It is not sufficient to indicate our views by a word; they should be defined. This has been done, and I here transcribe, as a programme, the first announcement or manifesto of this association.
'When uniting for the defence of a great cause, the undersigned feel the necessity of declaring their creed: of proclaiming the design, the province, the means and the principles of their association.
'Exchange is a natural right, like property. Every one who has made or acquired any article should have the option either to apply it immediately to his own use, or to transfer it to any one, whomsoever he may be, who may consent to give him something he may prefer to it in exchange. To deprive him of this power when he makes no use of it contrary to public order or morality, and solely to gratify the convenience of another, is to legalise a robbery—to violate the principle of justice.

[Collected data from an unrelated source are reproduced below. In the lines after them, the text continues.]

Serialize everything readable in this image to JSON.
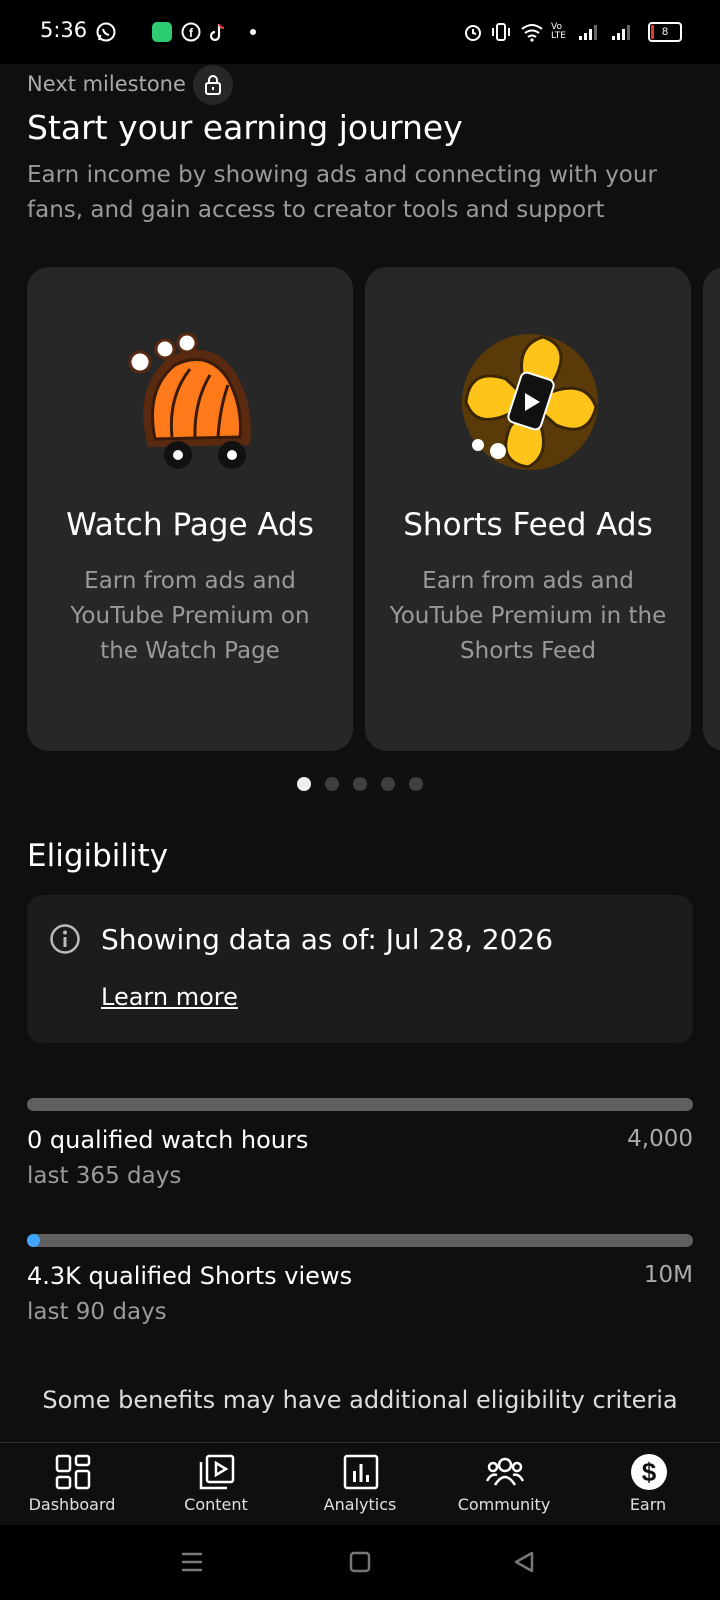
{
  "status_bar": {
    "time": "5:36",
    "battery": "8",
    "network": "Vo LTE"
  },
  "milestone": {
    "label": "Next milestone",
    "headline": "Start your earning journey",
    "description": "Earn income by showing ads and connecting with your fans, and gain access to creator tools and support"
  },
  "cards": [
    {
      "title": "Watch Page Ads",
      "description": "Earn from ads and YouTube Premium on the Watch Page",
      "icon": "popcorn-cart-icon"
    },
    {
      "title": "Shorts Feed Ads",
      "description": "Earn from ads and YouTube Premium in the Shorts Feed",
      "icon": "shorts-pinwheel-icon"
    }
  ],
  "carousel": {
    "page_count": 5,
    "active_index": 0
  },
  "eligibility": {
    "title": "Eligibility",
    "info_text": "Showing data as of: Jul 28, 2026",
    "learn_more": "Learn more",
    "metrics": [
      {
        "label": "0 qualified watch hours",
        "period": "last 365 days",
        "target": "4,000",
        "progress": 0
      },
      {
        "label": "4.3K qualified Shorts views",
        "period": "last 90 days",
        "target": "10M",
        "progress": 0.00043
      }
    ],
    "note": "Some benefits may have additional eligibility criteria"
  },
  "colors": {
    "progress_fill": "#3ea6ff",
    "background": "#0f0f0f",
    "card": "#272727"
  },
  "bottom_nav": [
    {
      "label": "Dashboard",
      "icon": "dashboard-icon"
    },
    {
      "label": "Content",
      "icon": "content-icon"
    },
    {
      "label": "Analytics",
      "icon": "analytics-icon"
    },
    {
      "label": "Community",
      "icon": "community-icon"
    },
    {
      "label": "Earn",
      "icon": "earn-dollar-icon",
      "selected": true
    }
  ]
}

'Again, it is to violate the conditions of social order—for what true social order can exist in the midst of a community, in which each individual interest, aided in this by law and public opinion, aims at success by the depression of all the others?
'It is to disown that providential superintendence which presides over human affairs, and made manifest by the infinite variety of climates, seasons, natural advantages and resources, benefits which God has so unequally distributed among men to unite them by commercial intercourse in the ties of a common brotherhood.
'It is to retard or counteract the development of public prosperity, since he who is not free to barter as he pleases, is not free to select his occupation, and is compelled to give an unnatural direction to his efforts, to his faculties, to his capital, and to those agents which nature has placed at his disposal.
'In short, it is to imperil the peace of nations, for it disturbs the relations which unite them, and which render wars improbable in proportion as they would be burdensome.
'The association has, then, for its object Free-trade.
'The undersigned do not contest that society has the right to impose on merchandise, which crosses the frontier, custom dues to meet national expenses, provided they are determined by the consideration of the wants of the Treasury alone.
'But as soon as a tax, losing its fiscal character, aims at the exclusion of foreign produce, to the detriment of the Treasury itself, in order to raise artificially the price of similar national products, and thus to levy contributions on the community for the advantage of a class, from that instant Protection, or rather robbery, displays itself, and this is the principle which the association proposes to eradicate from the public mind, and to expunge from our laws, independently of all reciprocity, and of the systems which prevail elsewhere.